En esencia, el documento afirmaba que me habían expulsado de la escuela de Gurdjieff porque era «moralmente aberrante». La frase no tenía un sentido concreto para mí, a los quince años, y, aunque me había parecido extraño y me había ofendido, encontré, durante la travesía, cierto consuelo en la explicación de Jane, y supuse que el documento tenía que estar así formulado, como ella dijo, por «razones legales», que, a mi edad, estaban fuera de mi comprensión.
¡Con cuánta facilidad confían los jóvenes en los adultos! Además de aquel documento, llevaba conmigo las cartas que me habían escrito Lois y Bill —cartas de bienvenida y brillantes descripciones de los preparativos que estaban haciendo para mi futuro—. Me mandarían a la Universidad, no tendría que preocuparme por nada, había pasado demasiado tiempo ausente, era hora de que tuviera un hogar… así ad infinitum. Había aceptado y creído esa calurosa bienvenida, por lo que, al leer los documentos legales, no me había desanimado. Sin duda, me habían preocupado, pero contaba con el amor y la confianza de mi familia, y descarté el posible efecto de la, para mí, carente de sentido fraseología legal.

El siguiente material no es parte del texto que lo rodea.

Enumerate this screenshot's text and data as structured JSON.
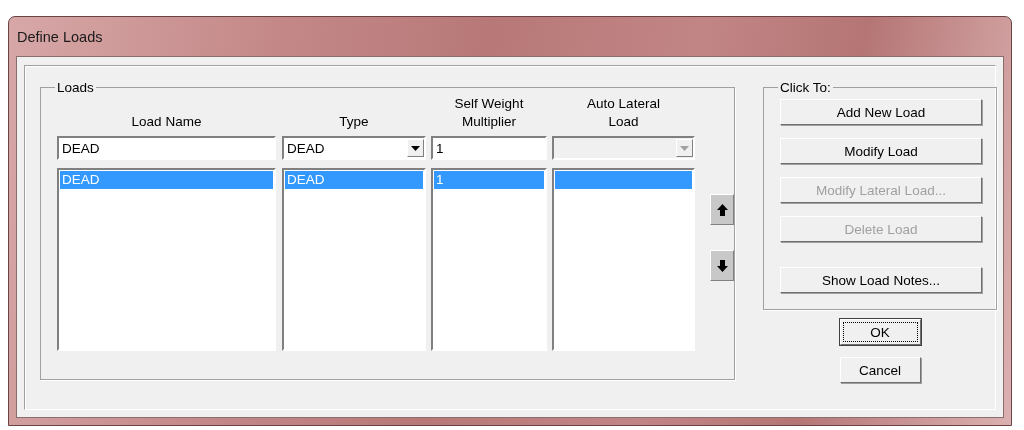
{
  "window": {
    "title": "Define Loads"
  },
  "loads": {
    "label": "Loads",
    "columns": [
      {
        "header": "Load Name"
      },
      {
        "header": "Type"
      },
      {
        "header": "Self Weight Multiplier"
      },
      {
        "header": "Auto Lateral Load"
      }
    ],
    "inputs": {
      "load_name": "DEAD",
      "type": "DEAD",
      "multiplier": "1",
      "auto_lateral_disabled": true
    },
    "rows": [
      {
        "load_name": "DEAD",
        "type": "DEAD",
        "multiplier": "1",
        "selected": true
      }
    ]
  },
  "actions": {
    "label": "Click To:",
    "button_groups": [
      [
        {
          "label": "Add New Load",
          "disabled": false
        },
        {
          "label": "Modify Load",
          "disabled": false
        },
        {
          "label": "Modify Lateral Load...",
          "disabled": true
        },
        {
          "label": "Delete Load",
          "disabled": true
        }
      ],
      [
        {
          "label": "Show Load Notes...",
          "disabled": false
        }
      ]
    ]
  },
  "dialog_buttons": [
    {
      "label": "OK",
      "default": true
    },
    {
      "label": "Cancel",
      "default": false
    }
  ]
}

Bill, con el documento en la mano, procedió a corregir mis erróneas suposiciones, una por una. Admitió que Lois y él habían escrito aquellas cartas, pero me recordó que lo habían hecho antes de recibir el documento. Le dije, con la inocencia propia de mis quince años, que no comprendía por qué esa absurda fraseología legal había de alterar sus sentimientos, y le expliqué lo que Jane me había dicho. Pensó en mis palabras durante unos minutos y repuso, para mi asombro, que, después de considerar todo el asunto, había llegado a la conclusión de que, como Jane era, según su opinión, una persona difícil, era posible que hubiera exagerado o tergiversado los hechos.
¡Exagerado! Le pregunté qué quería decir, a lo cual replicó en seguida que debía haber, sin duda, algo de verdad en el documento, pero que deseaba escuchar mi versión de lo ocurrido, del motivo por el que me habían expulsado. Cuando le dije que no sabía de lo que me estaba hablando y que, en cualquier caso, no era cierto que me hubieran expulsado, él repuso que de nada serviría mentir.
Debo decir, en su defensa, que era abogado, por lo que concedía gran importancia a los documentos legales. De cualquier forma, después de aquella conversación preliminar, en la que llegamos a una especie de callejón sin salida, él adoptó otra táctica, y me preguntó si comprendía las palabras «moralmente aberrante». Le dije que, a mi entender, significaban algo desagradable en general, pero que no tenían, para mí, un sentido definido.
Entonces, sacó de un cajón una larga carta de Jane que ampliaba, como él señaló, de manera por completo innecesaria, el significado de esas palabras. Seguí en el sofá, helado de horror mientras escuchaba la lectura de la carta, que, según él, había sido la causa de la hospitalización de mi madre pocos días antes, con un colapso nervioso. De acuerdo con la misiva, no quedaba duda de que yo era una especie de depravado delincuente sexual dedicado, principalmente, a corromper a los niños mayores que yo. Cuando terminó de leer, permanecí en silencio, mientras él me servía otra bebida y me preguntaba si comprendía el problema con el que ahora se enfrentaba. Negué con la cabeza débilmente, y contesté que no sabía lo que quería decir; me explicó su posición: si eran ciertas las acusaciones de Jane, ¿cómo podía permitirme vivir en el apartamento en compañía de su hija pequeña? Mirando la copa que yo tenía en la mano, añadió que no conocía a ningún otro chico de quince años que bebiera y fumara.